Doctrinal Scholarship in Law and Public Law
Readers may be interested by Professor Richard Fentiman KC’s Queens’ Distinguished Lecture in Law delivered at Queens’ College, Cambridge a few weeks ago. His title was “Citadels of the Law: Law Schools and the Defence of Doctrine” and the whole thing is well worth your time:
On the same theme, Professor Jason Varuhas has an excellent paper, “Mapping Doctrinal Methods” forthcoming in a collection on methodology in public law (co-edited by Joe Tomlinson and yours truly):
This paper offers an account of doctrinal legal method.
Doctrinal legal method is often presented as a single methodology. However, the umbrella term ‘doctrinal method’ can be shown to incorporate several methods which are distinct, but linked by a common concern to state what the law is and to understand the law on its own terms.
This chapter identifies and elaborates upon each of these methods. Listed in order of increasing sophistication, they are: (i) description, which may for example involve summarizing a case; (ii) derivation, which involves distilling legal propositions from legal materials; (iii) systematization, which involves organization of interconnected legal propositions into categories, which form part of a wider system; and (iv) interpretivism, which involves interrogating normative justifications which explain legal propositions or categories, and refining one’s account of those legal phenomena by reference to those justifications.
Accomplished pieces of doctrinal legal scholarship will deploy all of these methods. Each successive method will involve use of the former method(s). Thus, derivation will necessarily involve description. Systematisation will necessarily involve description and derivation. And interpretivism will incorporate the other three methods.
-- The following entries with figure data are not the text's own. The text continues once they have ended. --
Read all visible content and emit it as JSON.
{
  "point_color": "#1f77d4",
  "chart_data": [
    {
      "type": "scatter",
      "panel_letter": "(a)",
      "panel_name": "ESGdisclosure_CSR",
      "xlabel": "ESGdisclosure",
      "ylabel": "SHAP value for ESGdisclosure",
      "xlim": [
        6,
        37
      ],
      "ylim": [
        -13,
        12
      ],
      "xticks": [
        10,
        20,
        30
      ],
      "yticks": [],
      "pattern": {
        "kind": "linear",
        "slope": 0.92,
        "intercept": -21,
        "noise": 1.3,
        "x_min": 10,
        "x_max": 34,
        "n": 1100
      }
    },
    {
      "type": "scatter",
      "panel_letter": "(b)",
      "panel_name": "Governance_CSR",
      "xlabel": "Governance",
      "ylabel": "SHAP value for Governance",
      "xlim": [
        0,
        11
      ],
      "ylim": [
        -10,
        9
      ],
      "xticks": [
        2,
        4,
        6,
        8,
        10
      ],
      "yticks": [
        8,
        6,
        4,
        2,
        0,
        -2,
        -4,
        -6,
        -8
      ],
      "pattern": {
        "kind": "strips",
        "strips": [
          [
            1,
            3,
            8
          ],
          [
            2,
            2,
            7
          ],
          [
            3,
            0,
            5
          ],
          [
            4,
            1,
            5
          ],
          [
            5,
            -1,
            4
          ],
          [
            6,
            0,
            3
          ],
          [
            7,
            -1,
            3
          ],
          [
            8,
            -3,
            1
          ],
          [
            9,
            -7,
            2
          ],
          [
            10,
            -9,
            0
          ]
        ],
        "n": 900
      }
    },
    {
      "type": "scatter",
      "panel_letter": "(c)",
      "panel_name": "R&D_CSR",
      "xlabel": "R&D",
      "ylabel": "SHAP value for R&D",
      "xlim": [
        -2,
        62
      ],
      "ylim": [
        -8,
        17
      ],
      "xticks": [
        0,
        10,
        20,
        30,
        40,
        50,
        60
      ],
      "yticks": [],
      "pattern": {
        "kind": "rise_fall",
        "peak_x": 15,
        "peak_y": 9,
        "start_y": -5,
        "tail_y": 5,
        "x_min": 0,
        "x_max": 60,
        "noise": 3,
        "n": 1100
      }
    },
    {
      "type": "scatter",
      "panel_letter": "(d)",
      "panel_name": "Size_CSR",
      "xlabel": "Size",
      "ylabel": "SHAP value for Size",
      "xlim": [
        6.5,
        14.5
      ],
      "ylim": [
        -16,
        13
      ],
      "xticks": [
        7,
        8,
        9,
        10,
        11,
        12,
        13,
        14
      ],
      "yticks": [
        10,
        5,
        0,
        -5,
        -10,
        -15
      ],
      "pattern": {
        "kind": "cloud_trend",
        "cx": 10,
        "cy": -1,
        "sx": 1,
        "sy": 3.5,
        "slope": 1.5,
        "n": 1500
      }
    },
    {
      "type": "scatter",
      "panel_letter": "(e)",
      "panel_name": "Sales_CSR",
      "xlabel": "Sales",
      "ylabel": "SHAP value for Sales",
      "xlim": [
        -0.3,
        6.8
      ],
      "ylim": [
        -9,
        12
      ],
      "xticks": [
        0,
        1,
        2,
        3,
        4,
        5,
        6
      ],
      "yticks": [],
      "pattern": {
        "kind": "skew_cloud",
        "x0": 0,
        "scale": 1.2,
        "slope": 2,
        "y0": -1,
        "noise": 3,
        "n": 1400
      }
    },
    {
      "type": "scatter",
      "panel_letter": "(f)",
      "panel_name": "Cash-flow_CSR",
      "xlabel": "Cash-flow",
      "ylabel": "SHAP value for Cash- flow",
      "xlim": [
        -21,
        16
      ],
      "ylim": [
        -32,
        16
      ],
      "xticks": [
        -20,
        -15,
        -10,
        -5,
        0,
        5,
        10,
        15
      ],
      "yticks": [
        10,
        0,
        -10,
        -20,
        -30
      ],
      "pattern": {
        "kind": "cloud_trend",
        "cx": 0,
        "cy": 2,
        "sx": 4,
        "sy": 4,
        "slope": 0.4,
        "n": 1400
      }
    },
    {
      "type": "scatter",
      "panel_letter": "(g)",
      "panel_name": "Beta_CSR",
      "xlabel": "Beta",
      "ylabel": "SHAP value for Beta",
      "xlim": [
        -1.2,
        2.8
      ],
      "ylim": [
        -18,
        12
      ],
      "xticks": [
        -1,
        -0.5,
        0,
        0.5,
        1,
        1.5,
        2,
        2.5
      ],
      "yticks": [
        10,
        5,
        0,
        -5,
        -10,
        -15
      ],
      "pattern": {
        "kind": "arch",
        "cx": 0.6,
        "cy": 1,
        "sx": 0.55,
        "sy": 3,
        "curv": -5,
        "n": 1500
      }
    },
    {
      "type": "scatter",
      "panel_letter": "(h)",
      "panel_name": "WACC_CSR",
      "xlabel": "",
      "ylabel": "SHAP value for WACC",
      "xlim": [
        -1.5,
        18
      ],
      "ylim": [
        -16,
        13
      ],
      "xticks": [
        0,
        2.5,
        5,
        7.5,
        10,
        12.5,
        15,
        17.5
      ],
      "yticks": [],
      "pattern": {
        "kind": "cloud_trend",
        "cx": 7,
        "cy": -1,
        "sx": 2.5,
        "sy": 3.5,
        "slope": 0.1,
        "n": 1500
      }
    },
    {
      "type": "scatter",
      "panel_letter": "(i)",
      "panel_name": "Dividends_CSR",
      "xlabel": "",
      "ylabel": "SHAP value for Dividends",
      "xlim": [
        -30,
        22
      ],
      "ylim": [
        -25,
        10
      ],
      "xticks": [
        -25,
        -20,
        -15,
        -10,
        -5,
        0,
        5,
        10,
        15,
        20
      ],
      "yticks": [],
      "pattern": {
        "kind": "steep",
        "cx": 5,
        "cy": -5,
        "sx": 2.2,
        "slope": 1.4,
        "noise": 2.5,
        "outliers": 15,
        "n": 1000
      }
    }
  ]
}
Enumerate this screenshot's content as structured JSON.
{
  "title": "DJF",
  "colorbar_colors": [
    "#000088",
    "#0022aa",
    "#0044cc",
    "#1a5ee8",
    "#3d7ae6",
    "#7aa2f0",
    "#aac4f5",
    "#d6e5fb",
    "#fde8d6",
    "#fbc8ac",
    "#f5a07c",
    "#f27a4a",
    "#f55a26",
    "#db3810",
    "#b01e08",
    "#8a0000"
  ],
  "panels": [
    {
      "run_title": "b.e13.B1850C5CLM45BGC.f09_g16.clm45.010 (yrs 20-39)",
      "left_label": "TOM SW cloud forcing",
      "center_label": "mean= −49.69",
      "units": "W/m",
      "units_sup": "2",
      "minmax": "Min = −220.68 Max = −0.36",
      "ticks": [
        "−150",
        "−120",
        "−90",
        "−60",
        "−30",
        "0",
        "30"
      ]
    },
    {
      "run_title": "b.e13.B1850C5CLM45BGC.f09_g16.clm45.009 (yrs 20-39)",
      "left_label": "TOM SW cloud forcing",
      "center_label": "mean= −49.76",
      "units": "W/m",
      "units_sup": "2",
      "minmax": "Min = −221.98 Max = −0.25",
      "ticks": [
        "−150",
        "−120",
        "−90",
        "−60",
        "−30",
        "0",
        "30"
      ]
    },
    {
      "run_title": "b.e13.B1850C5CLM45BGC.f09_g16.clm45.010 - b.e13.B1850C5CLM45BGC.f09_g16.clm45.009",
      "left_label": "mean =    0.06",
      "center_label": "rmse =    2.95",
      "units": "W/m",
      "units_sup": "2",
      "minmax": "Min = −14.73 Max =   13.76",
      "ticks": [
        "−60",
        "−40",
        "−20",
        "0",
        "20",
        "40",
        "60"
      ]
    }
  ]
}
It is also the case that each successive method is more sophisticated and liable to offer deeper insights into the law. Thus, interpretivism is the highest form of doctrinal method, involving interrogation of the normative foundations of given legal propositions or fields, but it is also dependent upon the other three methods.
The chapter first introduces the idea of doctrinal method, and then goes on to map the four methods. The chapter’s focus is upon public law, but the methods identified are equally applicable to any legal field.
Ultimately, the chapter argues that the path forward for doctrinal scholars involves greater attention to the deeper normative commitments embedded in the historic system, and which explain public law doctrines and fields. Such mid-level explanatory theory is crucial to a complete understanding of doctrinal public law, and to coherent judicial decision-making and legal development.
This is a very good piece, which I drew on recently in my own modest contribution to the ‘defence of doctrine’ literature!
This content has been updated on November 8, 2022 at 19:30.